# Looking for a "tachometer" for 2 strokes. Saw and wackers mainly.



## Joseph Acquisto (Sep 28, 2019)

Been searching for a tachometer, to help me "tune" saws and weed wackers.

Amazon and Ebay are full of them, all of which seem a bit dicey. Craigslist shows nothing at all. 

Not looking to spend a fortune.


----------



## Matt93eg (Oct 4, 2019)

I don’t have experience with the cheaper ones. I have a DTI tech tach. Love it. You can use it wireless or with wire. Very fast refresh rate which is what you need. It will set you back $100 though. 

https://www.amickssuperstore.com/DT...ld_Tachometer_p/dti tech-tach tt-20k tach.htm


----------



## Joseph Acquisto (Oct 4, 2019)

Yep That's a bit pricey for me. But, maybe.


----------



## alderman (Oct 8, 2019)

The DTI is the one I’ve got. It is pricey, but works well. 
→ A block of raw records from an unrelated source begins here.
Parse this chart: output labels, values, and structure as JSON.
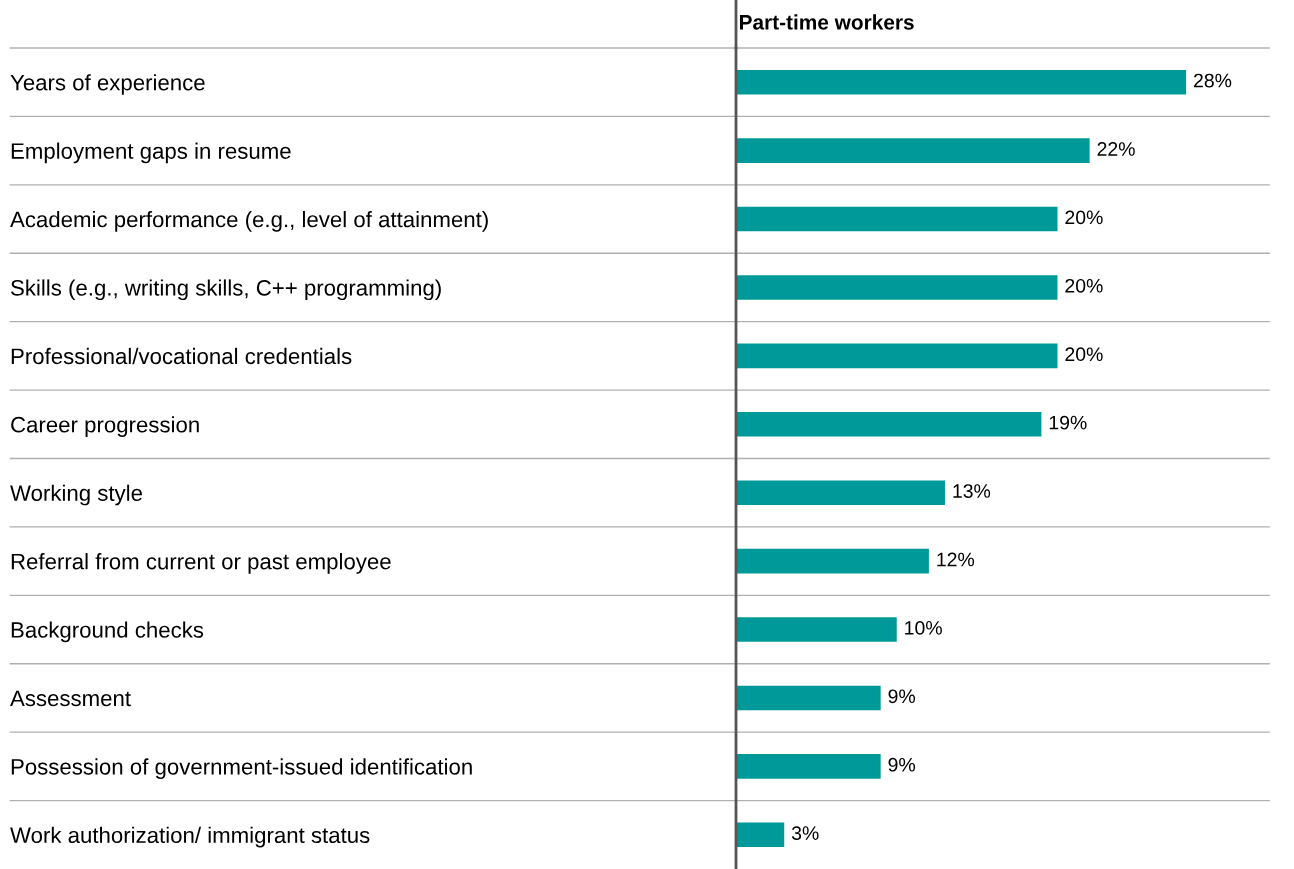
{
  "chart_data": {
    "type": "bar",
    "orientation": "horizontal",
    "title": "Part-time workers",
    "categories": [
      "Years of experience",
      "Employment gaps in resume",
      "Academic performance (e.g., level of attainment)",
      "Skills (e.g., writing skills, C++ programming)",
      "Professional/vocational credentials",
      "Career progression",
      "Working style",
      "Referral from current or past employee",
      "Background checks",
      "Assessment",
      "Possession of government-issued identification",
      "Work authorization/ immigrant status"
    ],
    "values": [
      28,
      22,
      20,
      20,
      20,
      19,
      13,
      12,
      10,
      9,
      9,
      3
    ],
    "value_labels": [
      "28%",
      "22%",
      "20%",
      "20%",
      "20%",
      "19%",
      "13%",
      "12%",
      "10%",
      "9%",
      "9%",
      "3%"
    ],
    "color": "#009999"
  }
}
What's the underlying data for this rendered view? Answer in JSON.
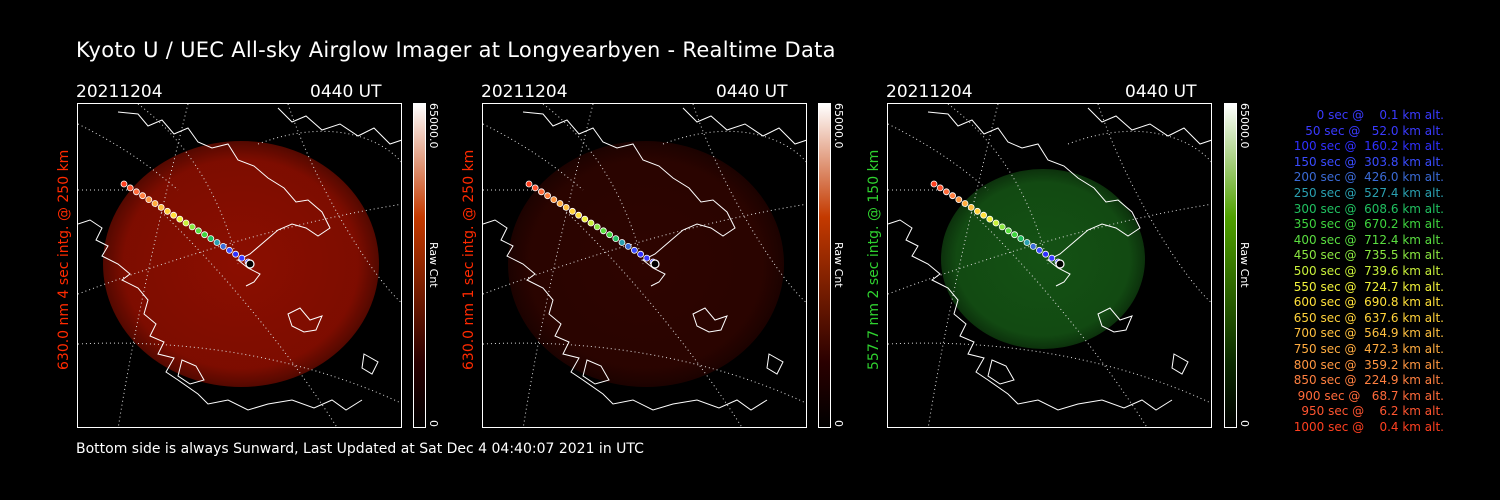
{
  "title": "Kyoto U / UEC All-sky Airglow Imager at Longyearbyen - Realtime Data",
  "footer": "Bottom side is always Sunward, Last Updated at Sat Dec  4 04:40:07 2021 in UTC",
  "panels": [
    {
      "date": "20211204",
      "time": "0440 UT",
      "ylabel": "630.0 nm 4 sec intg. @ 250 km",
      "label_color": "#ff2a00",
      "image_color": "#8b0e00",
      "cbar_top": "#ffffff",
      "cbar_mid": "#c43a00",
      "cbar_low": "#2a0000",
      "cbar_max": "65000.0",
      "cbar_unit": "Raw Cnt",
      "cbar_min": "0"
    },
    {
      "date": "20211204",
      "time": "0440 UT",
      "ylabel": "630.0 nm 1 sec intg. @ 250 km",
      "label_color": "#ff2a00",
      "image_color": "#2e0400",
      "cbar_top": "#ffffff",
      "cbar_mid": "#c43a00",
      "cbar_low": "#2a0000",
      "cbar_max": "65000.0",
      "cbar_unit": "Raw Cnt",
      "cbar_min": "0"
    },
    {
      "date": "20211204",
      "time": "0440 UT",
      "ylabel": "557.7 nm 2 sec intg. @ 150 km",
      "label_color": "#2fd12f",
      "image_color": "#145214",
      "cbar_top": "#ffffff",
      "cbar_mid": "#4fa000",
      "cbar_low": "#0b2a00",
      "cbar_max": "65000.0",
      "cbar_unit": "Raw Cnt",
      "cbar_min": "0"
    }
  ],
  "legend": [
    {
      "text": "   0 sec @    0.1 km alt.",
      "color": "#3a3aff"
    },
    {
      "text": "  50 sec @   52.0 km alt.",
      "color": "#3a3aff"
    },
    {
      "text": " 100 sec @  160.2 km alt.",
      "color": "#3030ff"
    },
    {
      "text": " 150 sec @  303.8 km alt.",
      "color": "#3a4cff"
    },
    {
      "text": " 200 sec @  426.0 km alt.",
      "color": "#3a6ad6"
    },
    {
      "text": " 250 sec @  527.4 km alt.",
      "color": "#2aa0b0"
    },
    {
      "text": " 300 sec @  608.6 km alt.",
      "color": "#20c060"
    },
    {
      "text": " 350 sec @  670.2 km alt.",
      "color": "#3ed43e"
    },
    {
      "text": " 400 sec @  712.4 km alt.",
      "color": "#5ade40"
    },
    {
      "text": " 450 sec @  735.5 km alt.",
      "color": "#8ae640"
    },
    {
      "text": " 500 sec @  739.6 km alt.",
      "color": "#c8f03a"
    },
    {
      "text": " 550 sec @  724.7 km alt.",
      "color": "#f0f03a"
    },
    {
      "text": " 600 sec @  690.8 km alt.",
      "color": "#ffe03a"
    },
    {
      "text": " 650 sec @  637.6 km alt.",
      "color": "#ffd23a"
    },
    {
      "text": " 700 sec @  564.9 km alt.",
      "color": "#ffc040"
    },
    {
      "text": " 750 sec @  472.3 km alt.",
      "color": "#ffac40"
    },
    {
      "text": " 800 sec @  359.2 km alt.",
      "color": "#ff9640"
    },
    {
      "text": " 850 sec @  224.9 km alt.",
      "color": "#ff8040"
    },
    {
      "text": " 900 sec @   68.7 km alt.",
      "color": "#ff6a3a"
    },
    {
      "text": " 950 sec @    6.2 km alt.",
      "color": "#ff5530"
    },
    {
      "text": "1000 sec @    0.4 km alt.",
      "color": "#ff4020"
    }
  ]
}
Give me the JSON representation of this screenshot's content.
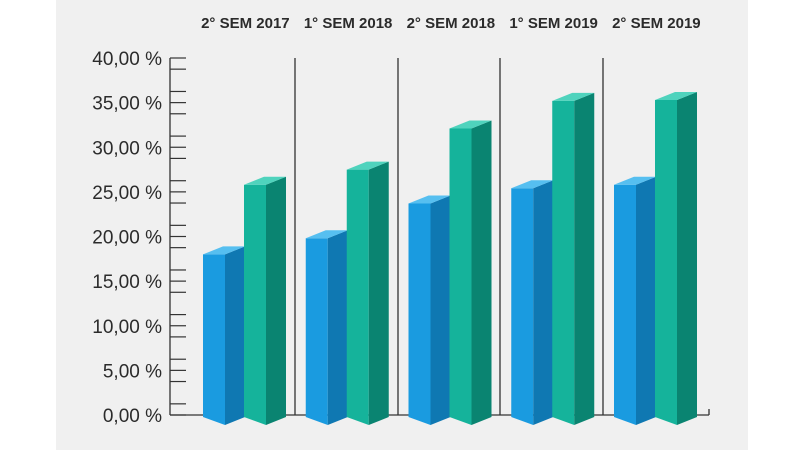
{
  "chart_data": {
    "type": "bar",
    "title": "",
    "xlabel": "",
    "ylabel": "",
    "categories": [
      "2° SEM 2017",
      "1° SEM 2018",
      "2° SEM 2018",
      "1° SEM 2019",
      "2° SEM 2019"
    ],
    "series": [
      {
        "values": [
          18.0,
          19.8,
          23.7,
          25.4,
          25.8
        ]
      },
      {
        "values": [
          25.8,
          27.5,
          32.1,
          35.2,
          35.3
        ]
      }
    ],
    "ylim": [
      0,
      40
    ],
    "yticks": [
      "0,00 %",
      "5,00 %",
      "10,00 %",
      "15,00 %",
      "20,00 %",
      "25,00 %",
      "30,00 %",
      "35,00 %",
      "40,00 %"
    ],
    "grid": false,
    "legend": "none",
    "category_label_position": "top",
    "colors": {
      "series1_front": "#1a9be0",
      "series1_side": "#0f78b2",
      "series1_top": "#56bff0",
      "series2_front": "#15b39b",
      "series2_side": "#0a8471",
      "series2_top": "#4fd3bd",
      "axis": "#333333",
      "text": "#2b2b2b",
      "background": "#f0f0f0"
    }
  }
}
Sent from my iPhone using Tapatalk


----------



## Matt93eg (Oct 8, 2019)

alderman said:


> The DTI is the one I’ve got. It is pricey, but works well.
> 
> 
> Sent from my iPhone using Tapatalk



I totally agree.


----------



## full chizel (Oct 8, 2019)

I have a Fast Tach and its a little cheaper in price 

https://www.tinytach.com/handheld-tachometers


----------



## chipper1 (Oct 8, 2019)

full chizel said:


> I have a Fast Tach and its a little cheaper in price
> 
> https://www.tinytach.com/handheld-tachometers


There is also a nice holder available for these(it clips to the handlebar), although I'm not sure where the guys get them.


----------



## buzz sawyer (Oct 8, 2019)

Here are some from a site sponsor. https://www.baileysonline.com/catalogsearch/result/?q=+Tachometer


----------



## chipper1 (Oct 8, 2019)

buzz sawyer said:


> Here are some from a site sponsor. https://www.baileysonline.com/catalogsearch/result/?q=+Tachometer


That link doesn't work 100% for me. When I click on it it looks like it loads, but nothing happens. Then if I click on the url it shows up just as you have it, if I now hit enter it works . I'm on a MacBook running safari.


----------



## buzz sawyer (Oct 9, 2019)

chipper1 said:


> That link doesn't work 100% for me. When I click on it it looks like it loads, but nothing happens. Then if I click on the url it shows up just as you have it, if I now hit enter it works . I'm on a MacBook running safari.


Just go to the "sponsor" section at top of the page and select the Bailey's link. I copied the link and open in a new page and it worked.


----------



## lostone (Oct 9, 2019)

I have the DTI, just keep your eyes open if you are in no rush. I finally found one like new on ebay for $25 plus $5 shipping.


----------



## Woodsmith1 (Oct 26, 2019)

Try THIS one for size. Bought it earlier in the year and works great. Had it on yard tools and an outboard. Works great, refreshes RPM every half second, goes up to 12k. Has a built in hour meter too, and can be adjusted for use on not only 2 stroke 1 cylinder engines but also 4 strokes and wasted spark systems. Really great tool for 10$ and certainly no need for anything more expensive. Nice compact too and battery lasts forever, I just keep it in my tool box. My original one took a dive in sea water after a storm though and electrolysis ate through the power pin to the chip, tried microsoldering but no luck so on to no 2 now and going strong. Good luck


----------